ASTRID aimed to demonstrate enhanced safety over earlier fast reactors. Planned features included:
- Multiple decay-heat removal systems.
- Diverse reactivity control devices and control rods.
- In-service inspection and repair capabilities, addressing a known weakness of sodium fast reactors.
- Advanced monitoring systems for neutron flux, sodium chemistry, and temperature.

Design flaw and safety issues

Sodium is chemically reactive so there is risk of sodium fires or sodium‐water reactions. Any leak or breach could lead to dangerous scenarios and the cost of building and maintaining a fast reactor with all the safety systems is very high, especially given that uranium market prices have often been low, undermining the economics of breeder or recycler reactors.
High burn‐up of MOX‐fuel including plutonium and minor actinides introduces materials challenges and requires advanced fuel fabrication and recycling infrastructure.
Meeting safety comparable to Generation III reactors while being fast, sodium cooled, and using recycled fuel adds regulatory, inspection, oversight, and public acceptance hurdles.
Although ASTRID’s design aimed for a negative or near-zero sodium void coefficient, historically fast reactors have shown the risk of positive reactivity feedback if sodium boils or voids form.
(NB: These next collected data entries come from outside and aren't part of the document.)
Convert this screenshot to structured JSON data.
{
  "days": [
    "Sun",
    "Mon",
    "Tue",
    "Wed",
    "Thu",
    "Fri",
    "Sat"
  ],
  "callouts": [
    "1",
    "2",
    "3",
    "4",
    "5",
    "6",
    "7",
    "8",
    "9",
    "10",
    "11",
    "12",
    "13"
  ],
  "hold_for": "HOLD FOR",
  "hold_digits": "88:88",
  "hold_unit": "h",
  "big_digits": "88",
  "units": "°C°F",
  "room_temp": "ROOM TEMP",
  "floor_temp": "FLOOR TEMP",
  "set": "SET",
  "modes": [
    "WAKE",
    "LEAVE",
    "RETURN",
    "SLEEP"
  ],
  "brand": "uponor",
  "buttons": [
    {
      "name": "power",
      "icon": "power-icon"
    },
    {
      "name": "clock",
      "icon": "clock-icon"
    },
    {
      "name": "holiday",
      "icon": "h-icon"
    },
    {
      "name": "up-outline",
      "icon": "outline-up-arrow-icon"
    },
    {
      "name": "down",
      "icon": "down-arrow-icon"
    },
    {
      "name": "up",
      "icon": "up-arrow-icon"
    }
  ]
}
This could worsen accidents rather than stabilize them, and requires precise design margins and core configuration.

Further development

After cancellation in 2019, in March 2025 France relaunched a fast neutron reactor development program. The studies include possibly building a demonstrator around 2038, operation between 2045‐2050. There is focus on closing the fuel cycle, meaning better MOX fuel fabrication, reprocessing, handling minor actinides, reducing long‐lived waste. These are legacy goals from ASTRID. Research continues in collaboration on reactor safety, materials testing, modeling and simulation of accident scenarios, and design of mitigation systems.

Project status

By 2019, the ASTRID program had consumed hundreds of millions of euros in design and R&D. The French government suspended prototype construction, citing budget constraints and reduced urgency for plutonium multi-recycling given global uranium supplies. Research outputs and technical documentation were archived for future use.
As of 2025, France has not restarted ASTRID but continues research in fast neutron physics, safety methods, and fuel cycles. CEA and partners have emphasized the importance of knowledge preservation for potential long-term deployment.